What if you could use powerful mathematical functions on any kind of data - from simple numbers to complex multi-dimensional arrays - with just a single line of code? This is the magic of universal functions, a core feature of numerical libraries like NumPy and, in the JavaScript world, stdlib.
Here is an example of one such Universal function.
But this magic comes at a cost. Behind every function like abs or sin lies not one, but multiple specialized low-level kernels to handle different data types and precision levels. Managing over 300 of these kernels manually is a Herculean, error-prone task that stifles innovation and scalability.
For example, multiple kernels for the abs can be found here.
In this talk, we’ll discover how we tackled this challenge head-on by using an automated package generation approach for stdlib. We'll journey from the foundational scalar kernels all the way up to the high-level functions you use in your code, and reveal how we:
Tamed the complexity by creating a central metadata database to act as the single source of truth for all our mathematical functions.

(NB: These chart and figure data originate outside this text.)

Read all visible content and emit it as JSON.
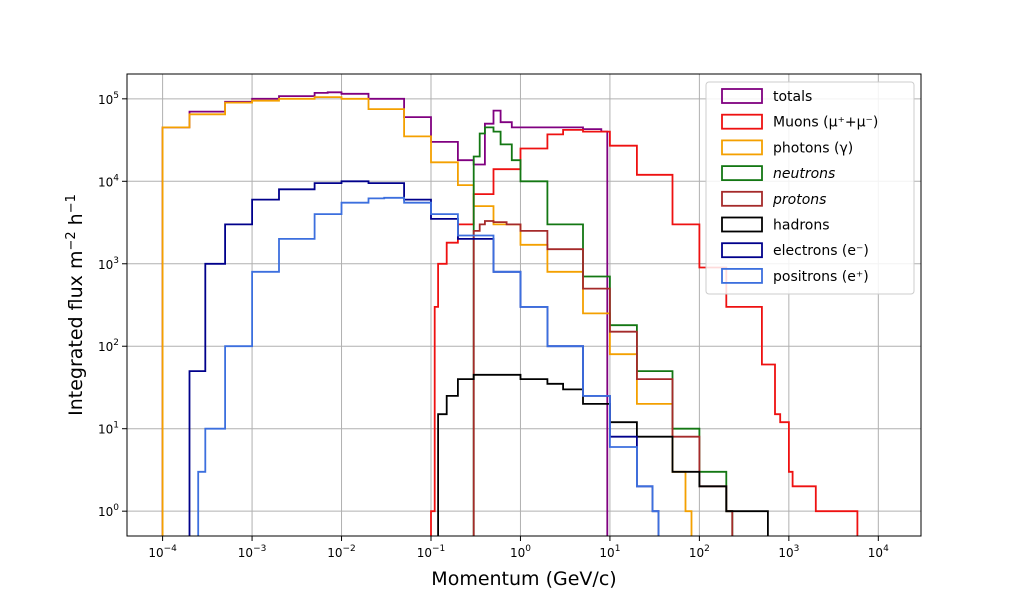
{
  "chart_data": {
    "type": "line",
    "step": true,
    "x_scale": "log",
    "y_scale": "log",
    "xlim": [
      4e-05,
      30000
    ],
    "ylim": [
      0.5,
      200000
    ],
    "xlabel": "Momentum (GeV/c)",
    "ylabel": "Integrated flux m",
    "ylabel_parts": [
      "Integrated flux m",
      "−2",
      " h",
      "−1"
    ],
    "grid": true,
    "legend_position": "top-right",
    "x_ticks": [
      {
        "base": "10",
        "exp": "−4",
        "value": 0.0001
      },
      {
        "base": "10",
        "exp": "−3",
        "value": 0.001
      },
      {
        "base": "10",
        "exp": "−2",
        "value": 0.01
      },
      {
        "base": "10",
        "exp": "−1",
        "value": 0.1
      },
      {
        "base": "10",
        "exp": "0",
        "value": 1
      },
      {
        "base": "10",
        "exp": "1",
        "value": 10
      },
      {
        "base": "10",
        "exp": "2",
        "value": 100
      },
      {
        "base": "10",
        "exp": "3",
        "value": 1000
      },
      {
        "base": "10",
        "exp": "4",
        "value": 10000
      }
    ],
    "y_ticks": [
      {
        "base": "10",
        "exp": "0",
        "value": 1
      },
      {
        "base": "10",
        "exp": "1",
        "value": 10
      },
      {
        "base": "10",
        "exp": "2",
        "value": 100
      },
      {
        "base": "10",
        "exp": "3",
        "value": 1000
      },
      {
        "base": "10",
        "exp": "4",
        "value": 10000
      },
      {
        "base": "10",
        "exp": "5",
        "value": 100000
      }
    ],
    "series": [
      {
        "name": "totals",
        "color": "#800080",
        "x": [
          0.0001,
          0.0002,
          0.0005,
          0.001,
          0.002,
          0.005,
          0.007,
          0.01,
          0.02,
          0.05,
          0.1,
          0.2,
          0.3,
          0.4,
          0.5,
          0.6,
          0.8,
          1,
          2,
          3,
          5,
          8
        ],
        "y": [
          45000,
          70000,
          92000,
          100000,
          108000,
          118000,
          120000,
          115000,
          100000,
          60000,
          30000,
          18000,
          16000,
          50000,
          72000,
          52000,
          45000,
          45000,
          45000,
          45000,
          43000,
          40000
        ]
      },
      {
        "name": "Muons (μ⁺+μ⁻)",
        "color": "#ee1111",
        "x": [
          0.1,
          0.11,
          0.12,
          0.15,
          0.2,
          0.3,
          0.5,
          1,
          2,
          3,
          5,
          10,
          20,
          50,
          100,
          200,
          500,
          700,
          800,
          1000,
          1100,
          2000,
          3000,
          5000
        ],
        "y": [
          1,
          300,
          1000,
          1800,
          3000,
          7000,
          14000,
          25000,
          37000,
          42000,
          40000,
          27000,
          12000,
          3000,
          900,
          300,
          60,
          15,
          12,
          3,
          2,
          1,
          1,
          1
        ]
      },
      {
        "name": "photons (γ)",
        "color": "#f4a000",
        "x": [
          0.0001,
          0.0002,
          0.0005,
          0.001,
          0.002,
          0.005,
          0.01,
          0.02,
          0.05,
          0.1,
          0.2,
          0.3,
          0.5,
          1,
          2,
          5,
          10,
          20,
          50,
          70
        ],
        "y": [
          45000,
          65000,
          90000,
          95000,
          100000,
          105000,
          100000,
          75000,
          35000,
          17000,
          9000,
          5000,
          3000,
          1700,
          800,
          250,
          80,
          20,
          3,
          1
        ]
      },
      {
        "name": "neutrons",
        "color": "#137713",
        "x": [
          0.3,
          0.35,
          0.4,
          0.5,
          0.6,
          0.8,
          1,
          2,
          5,
          10,
          20,
          50,
          100,
          200
        ],
        "y": [
          20000,
          38000,
          45000,
          40000,
          28000,
          18000,
          10000,
          3000,
          700,
          180,
          50,
          10,
          3,
          1
        ]
      },
      {
        "name": "protons",
        "color": "#a52a2a",
        "x": [
          0.3,
          0.35,
          0.4,
          0.5,
          0.7,
          1,
          2,
          5,
          10,
          20,
          50,
          100,
          200
        ],
        "y": [
          2500,
          3000,
          3300,
          3200,
          3000,
          2500,
          1500,
          500,
          150,
          40,
          8,
          2,
          1
        ]
      },
      {
        "name": "hadrons",
        "color": "#000000",
        "x": [
          0.12,
          0.15,
          0.2,
          0.3,
          0.5,
          1,
          2,
          3,
          5,
          10,
          20,
          50,
          100,
          200,
          500
        ],
        "y": [
          15,
          25,
          40,
          45,
          45,
          40,
          35,
          30,
          20,
          12,
          8,
          3,
          2,
          1,
          1
        ]
      },
      {
        "name": "electrons (e⁻)",
        "color": "#00008b",
        "x": [
          0.0002,
          0.0003,
          0.0005,
          0.001,
          0.002,
          0.005,
          0.01,
          0.02,
          0.05,
          0.1,
          0.2,
          0.5,
          1,
          2,
          5,
          10,
          20,
          30
        ],
        "y": [
          50,
          1000,
          3000,
          6000,
          8000,
          9500,
          10000,
          9500,
          6000,
          3500,
          2000,
          800,
          300,
          100,
          25,
          8,
          2,
          1
        ]
      },
      {
        "name": "positrons (e⁺)",
        "color": "#3c6fde",
        "x": [
          0.00025,
          0.0003,
          0.0005,
          0.001,
          0.002,
          0.005,
          0.01,
          0.02,
          0.03,
          0.05,
          0.1,
          0.2,
          0.5,
          1,
          2,
          5,
          10,
          20,
          30
        ],
        "y": [
          3,
          10,
          100,
          800,
          2000,
          4000,
          5500,
          6200,
          6300,
          5500,
          4000,
          2200,
          800,
          300,
          100,
          25,
          6,
          2,
          1
        ]
      }
    ],
    "legend": [
      {
        "label": "totals",
        "italic": false,
        "color": "#800080"
      },
      {
        "label": "Muons (μ⁺+μ⁻)",
        "italic": false,
        "color": "#ee1111"
      },
      {
        "label": "photons (γ)",
        "italic": false,
        "color": "#f4a000"
      },
      {
        "label": "neutrons",
        "italic": true,
        "color": "#137713"
      },
      {
        "label": "protons",
        "italic": true,
        "color": "#a52a2a"
      },
      {
        "label": "hadrons",
        "italic": false,
        "color": "#000000"
      },
      {
        "label": "electrons (e⁻)",
        "italic": false,
        "color": "#00008b"
      },
      {
        "label": "positrons (e⁺)",
        "italic": false,
        "color": "#3c6fde"
      }
    ]
  }
}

Built a scaffolding system that auto-generates complete, production-ready npm packages; complete with tests, benchmarks, and docs - from a set of smart templates.
Engineered a self-updating system that uses cron jobs to dynamically track changes, ensuring our ecosystem is always in sync.
The result? A faster, more reliable, and truly decomposable library where developers can consume exactly what they need, and contributors can add new functions without the manual grunt work. Join us to see how automation and smart architecture are paving the way for the future of scientific computing in JavaScript. You'll leave with a clear blueprint for managing complexity in large-scale open-source projects.
Universal Functions Aren't Simple: A single function like abs requires many specialized kernels (real, complex, different precisions) to work efficiently.
Automate Package Creation: We built a system that auto-generates complete npm packages (code, tests, docs) from templates and a metadata database.
JSON Databases are the Engine: A central store of function metadata and policies powers everything, from code generation to type casting rules.
Self-Healing Systems: Cron jobs automatically detect changes in core kernels and update the entire package ecosystem, ensuring it's always in sync.